The scariest chart on the internet is below.  What this chart shows plain as day is that despite all of the hand wringing and hyperbole over inflation, the velocity (circulation) of money is collapsing.  This means that while there are more dollars in circulation, each one is sitting idle longer and longer and therefore the Fed is pushing on the proverbial string - or as I say, pounding sand up their ass.

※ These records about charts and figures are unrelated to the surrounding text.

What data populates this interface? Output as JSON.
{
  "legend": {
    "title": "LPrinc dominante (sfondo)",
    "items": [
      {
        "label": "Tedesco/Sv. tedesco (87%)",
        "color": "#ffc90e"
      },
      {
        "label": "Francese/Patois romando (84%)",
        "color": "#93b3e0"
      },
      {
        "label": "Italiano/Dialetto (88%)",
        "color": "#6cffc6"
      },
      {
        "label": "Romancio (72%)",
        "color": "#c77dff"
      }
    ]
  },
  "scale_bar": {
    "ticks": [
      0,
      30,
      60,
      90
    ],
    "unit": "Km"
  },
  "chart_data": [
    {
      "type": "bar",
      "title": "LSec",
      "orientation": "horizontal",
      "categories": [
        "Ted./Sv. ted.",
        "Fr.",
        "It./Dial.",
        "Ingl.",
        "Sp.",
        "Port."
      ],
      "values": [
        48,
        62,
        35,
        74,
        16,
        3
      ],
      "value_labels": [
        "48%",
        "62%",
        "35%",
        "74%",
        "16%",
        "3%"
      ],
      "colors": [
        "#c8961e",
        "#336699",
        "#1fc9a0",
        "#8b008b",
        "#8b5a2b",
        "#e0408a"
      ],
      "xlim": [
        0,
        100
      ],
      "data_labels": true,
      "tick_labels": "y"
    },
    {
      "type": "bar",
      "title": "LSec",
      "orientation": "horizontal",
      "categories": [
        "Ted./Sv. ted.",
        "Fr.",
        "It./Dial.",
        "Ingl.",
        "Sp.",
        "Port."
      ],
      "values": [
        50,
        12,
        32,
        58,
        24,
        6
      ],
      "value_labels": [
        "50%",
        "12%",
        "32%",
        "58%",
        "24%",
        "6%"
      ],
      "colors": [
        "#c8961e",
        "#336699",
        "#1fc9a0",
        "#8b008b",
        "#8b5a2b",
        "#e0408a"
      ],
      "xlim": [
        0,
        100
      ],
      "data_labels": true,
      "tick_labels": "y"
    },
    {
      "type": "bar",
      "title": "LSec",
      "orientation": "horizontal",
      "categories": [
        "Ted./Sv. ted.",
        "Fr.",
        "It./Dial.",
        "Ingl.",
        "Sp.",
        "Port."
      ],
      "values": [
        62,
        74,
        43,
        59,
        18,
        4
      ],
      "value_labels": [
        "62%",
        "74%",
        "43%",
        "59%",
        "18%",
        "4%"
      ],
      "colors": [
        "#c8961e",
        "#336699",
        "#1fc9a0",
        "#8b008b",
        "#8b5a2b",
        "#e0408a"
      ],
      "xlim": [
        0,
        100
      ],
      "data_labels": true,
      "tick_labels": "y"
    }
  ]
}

Fabricated Rally - Now in Sudden Death Overtime
So for some reason, the vast majority are only considering the consequences if Bernanke succeeds, which they automatically assume he will.  That in itself is unfounded belief, since ever-increasing stimulus has been applied in the past decade and all it does is boost risk assets, each time for shorter duration.  I updated the chart below to show all of the various monetization programs that have occurred in this cycle - on top of 0% interest rates.  It's plain as day on the chart that every time the markets stall out, one or more Central Banks throws more cash at risk assets in a vain attempt to force them higher.  It's clearly a lurching uptrend with each leg higher of shorter duration despite ever more stimulus being applied i.e.  the marginal impact of each dollar/Euro of stimulus is clearly diminishing.  Moreover, this time around, the (HFT) machines substantially priced in the current stimulus, yet volume is just now spiking (lower pane), indicating that hedge funds desperate to make up for lost time, are now embracing the rally.  So unlike past market rallies where hedge funds were first and small investors were last (aka. buying at the top).  This time, small investors stayed away, machines were first in and hedge funds are showing up late.  Lastly, but most importantly, Central Bankers have no control over the most important variable of all - the output gap.  As expected, it's a subject that to date is seldom discussed or even acknowledged, but in the fullness of time when the Idiocracy realizes that their ephemeral jobs are more important than their ephemeral gold/silver profits, it will be the leading cause of stained underwear.